We have observed that, despite having done a pediatric CPR course in the last year, a high percentage of rescuers made some errors or omissions in CPR algorithm, the most frequent giving five initial recue breaths and forgetting to ask for help. Rescuers who performed without error or omissions one CPR session, usually did it without errors in another session. This may be because some volunteers internalize knowledge better than others. There is no agreement in which the best time interval for doing CPR recertification courses is and the best method to keep the skills acquired. Traditionally it has been recommended that recertification should be done every 1 or 2 years at most31. Our results highlight the importance of frequent refreshment of CPR training, possibly between 6 months and 1 year.

The study is a pediatric simulation model with manikins that compare to compression-to-ventilation ratios. Experimental or clinical studies should be carried out, in which other factors that may affect survival, such as ventilation, oxygenation, blood pressure, etc., will be analyzed in addition to the quality of CC.

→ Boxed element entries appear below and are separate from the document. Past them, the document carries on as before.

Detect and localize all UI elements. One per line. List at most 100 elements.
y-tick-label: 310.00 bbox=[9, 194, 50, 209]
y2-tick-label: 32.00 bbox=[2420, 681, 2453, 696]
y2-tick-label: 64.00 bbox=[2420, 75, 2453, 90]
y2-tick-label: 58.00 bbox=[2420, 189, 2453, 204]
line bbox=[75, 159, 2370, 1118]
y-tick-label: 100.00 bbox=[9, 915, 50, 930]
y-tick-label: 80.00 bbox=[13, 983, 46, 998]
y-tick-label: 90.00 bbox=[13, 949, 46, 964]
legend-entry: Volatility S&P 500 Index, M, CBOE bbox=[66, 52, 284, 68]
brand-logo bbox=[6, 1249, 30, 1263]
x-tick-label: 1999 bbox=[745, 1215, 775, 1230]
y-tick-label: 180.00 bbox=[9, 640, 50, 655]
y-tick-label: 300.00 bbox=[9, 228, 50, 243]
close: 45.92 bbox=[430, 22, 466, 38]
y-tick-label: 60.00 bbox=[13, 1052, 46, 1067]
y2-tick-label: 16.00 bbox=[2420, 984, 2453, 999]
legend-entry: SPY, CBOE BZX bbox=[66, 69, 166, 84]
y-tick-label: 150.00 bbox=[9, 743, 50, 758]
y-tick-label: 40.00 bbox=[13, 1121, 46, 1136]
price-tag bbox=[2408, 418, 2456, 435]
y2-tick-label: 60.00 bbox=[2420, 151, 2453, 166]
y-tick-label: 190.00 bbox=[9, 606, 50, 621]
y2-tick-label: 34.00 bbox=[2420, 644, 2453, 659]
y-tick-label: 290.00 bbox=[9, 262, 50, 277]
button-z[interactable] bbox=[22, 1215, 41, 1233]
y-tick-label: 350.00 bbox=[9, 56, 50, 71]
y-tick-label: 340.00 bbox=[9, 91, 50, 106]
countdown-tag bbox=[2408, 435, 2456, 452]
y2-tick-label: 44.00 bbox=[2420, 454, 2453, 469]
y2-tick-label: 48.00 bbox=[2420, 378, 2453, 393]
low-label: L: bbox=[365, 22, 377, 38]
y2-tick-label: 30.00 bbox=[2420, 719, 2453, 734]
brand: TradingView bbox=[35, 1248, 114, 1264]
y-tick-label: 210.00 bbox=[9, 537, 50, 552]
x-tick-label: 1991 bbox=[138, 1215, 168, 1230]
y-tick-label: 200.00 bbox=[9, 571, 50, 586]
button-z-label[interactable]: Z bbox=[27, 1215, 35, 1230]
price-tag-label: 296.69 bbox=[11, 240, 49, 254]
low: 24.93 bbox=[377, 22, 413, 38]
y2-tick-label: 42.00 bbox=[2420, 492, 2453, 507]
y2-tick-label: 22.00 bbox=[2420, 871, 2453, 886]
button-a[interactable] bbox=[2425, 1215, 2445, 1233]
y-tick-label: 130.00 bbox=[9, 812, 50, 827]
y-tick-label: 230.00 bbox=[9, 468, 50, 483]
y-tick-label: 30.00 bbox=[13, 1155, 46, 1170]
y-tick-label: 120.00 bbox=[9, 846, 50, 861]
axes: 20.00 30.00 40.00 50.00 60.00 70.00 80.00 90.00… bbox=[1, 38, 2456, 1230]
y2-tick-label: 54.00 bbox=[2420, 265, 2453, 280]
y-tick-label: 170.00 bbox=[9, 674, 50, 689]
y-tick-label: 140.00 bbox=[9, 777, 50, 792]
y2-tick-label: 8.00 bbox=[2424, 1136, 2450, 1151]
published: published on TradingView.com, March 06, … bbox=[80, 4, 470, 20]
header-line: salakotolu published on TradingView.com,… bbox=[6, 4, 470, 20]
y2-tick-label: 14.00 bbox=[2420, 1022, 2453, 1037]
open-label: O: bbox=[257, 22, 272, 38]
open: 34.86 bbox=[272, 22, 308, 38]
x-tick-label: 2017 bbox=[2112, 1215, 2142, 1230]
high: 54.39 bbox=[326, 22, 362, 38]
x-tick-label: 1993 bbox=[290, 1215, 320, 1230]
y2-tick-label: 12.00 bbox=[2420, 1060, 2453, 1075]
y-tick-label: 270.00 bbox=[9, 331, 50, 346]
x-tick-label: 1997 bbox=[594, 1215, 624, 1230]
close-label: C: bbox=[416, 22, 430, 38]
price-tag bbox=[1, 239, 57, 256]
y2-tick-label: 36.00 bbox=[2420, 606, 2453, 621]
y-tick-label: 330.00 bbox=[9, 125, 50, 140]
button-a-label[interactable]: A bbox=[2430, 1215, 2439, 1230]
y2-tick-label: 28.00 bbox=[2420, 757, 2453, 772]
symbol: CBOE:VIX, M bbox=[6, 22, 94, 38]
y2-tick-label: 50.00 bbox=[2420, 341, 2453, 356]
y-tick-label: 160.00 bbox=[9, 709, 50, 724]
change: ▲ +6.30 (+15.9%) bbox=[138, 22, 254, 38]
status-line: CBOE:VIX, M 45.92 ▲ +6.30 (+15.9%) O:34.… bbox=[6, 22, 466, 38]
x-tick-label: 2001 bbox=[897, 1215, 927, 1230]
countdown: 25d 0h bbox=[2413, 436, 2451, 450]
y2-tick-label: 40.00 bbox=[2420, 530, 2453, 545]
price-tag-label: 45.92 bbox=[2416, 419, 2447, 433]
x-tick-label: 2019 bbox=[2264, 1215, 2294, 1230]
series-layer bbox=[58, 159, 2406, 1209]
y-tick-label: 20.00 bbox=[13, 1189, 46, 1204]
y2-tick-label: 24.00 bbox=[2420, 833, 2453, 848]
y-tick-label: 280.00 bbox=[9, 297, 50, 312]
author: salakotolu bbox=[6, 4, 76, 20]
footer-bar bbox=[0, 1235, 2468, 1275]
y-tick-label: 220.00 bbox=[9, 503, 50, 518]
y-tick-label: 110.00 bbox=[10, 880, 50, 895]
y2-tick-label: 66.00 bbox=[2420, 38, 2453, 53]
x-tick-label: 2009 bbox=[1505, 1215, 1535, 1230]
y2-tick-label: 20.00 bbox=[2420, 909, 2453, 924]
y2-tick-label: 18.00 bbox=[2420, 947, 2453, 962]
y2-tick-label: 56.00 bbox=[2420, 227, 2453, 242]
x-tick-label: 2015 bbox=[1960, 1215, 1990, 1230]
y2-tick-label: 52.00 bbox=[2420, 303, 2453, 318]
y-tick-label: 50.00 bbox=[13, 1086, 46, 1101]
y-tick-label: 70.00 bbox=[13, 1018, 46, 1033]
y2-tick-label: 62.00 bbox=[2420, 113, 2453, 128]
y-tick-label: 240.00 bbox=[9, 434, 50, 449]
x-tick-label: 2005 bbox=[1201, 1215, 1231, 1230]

The scope of the study is limited to single rescuer CPR. It could be different in situations in which two rescuers are providing CPR. The pauses of transitions between compressions and ventilations by a single rescuer should be longer than when CPR is performed by more than one rescuer. The study also has the inherent limitations of those performed with manikins. Experimental and clinical studies are needed to analyze the effect of the two compression-to-ventilation ratios and the interaction between quality of chest compressions and ventilation and oxygenation achieved during resuscitation. Other potential limitation was that the researchers could not be blinded to resuscitation method and the small sample size. The assessment of the resuscitations maneuvers as opening of the airway and ventilation was carried out subjectively, although evaluation criteria were defined previously. The qualitive assessment was performed by the same researcher to avoid interobserver variability. Finally, in our study participant expressed their preference between 15:2 or 30:2 ratio from and subjective point of view, but no other objective fatigue scale was used as in Vaillantcourt13 study.

Conclusions

In this model of pediatric CPR simulation, a high percentage of chest compressions were not performed with optimal frequency and depth. No differences were found in depth or rate of CC between 15:2 and 30:2 compression-to-ventilation ratio with both manikins. Depth and rate of CC were not modified during de CPR session. The participants preferred 30:2 ratio in the child manikin and 15:2 ratio in the infant manikin. Approximately three quarters of the participants performed errors or omissions during resuscitation.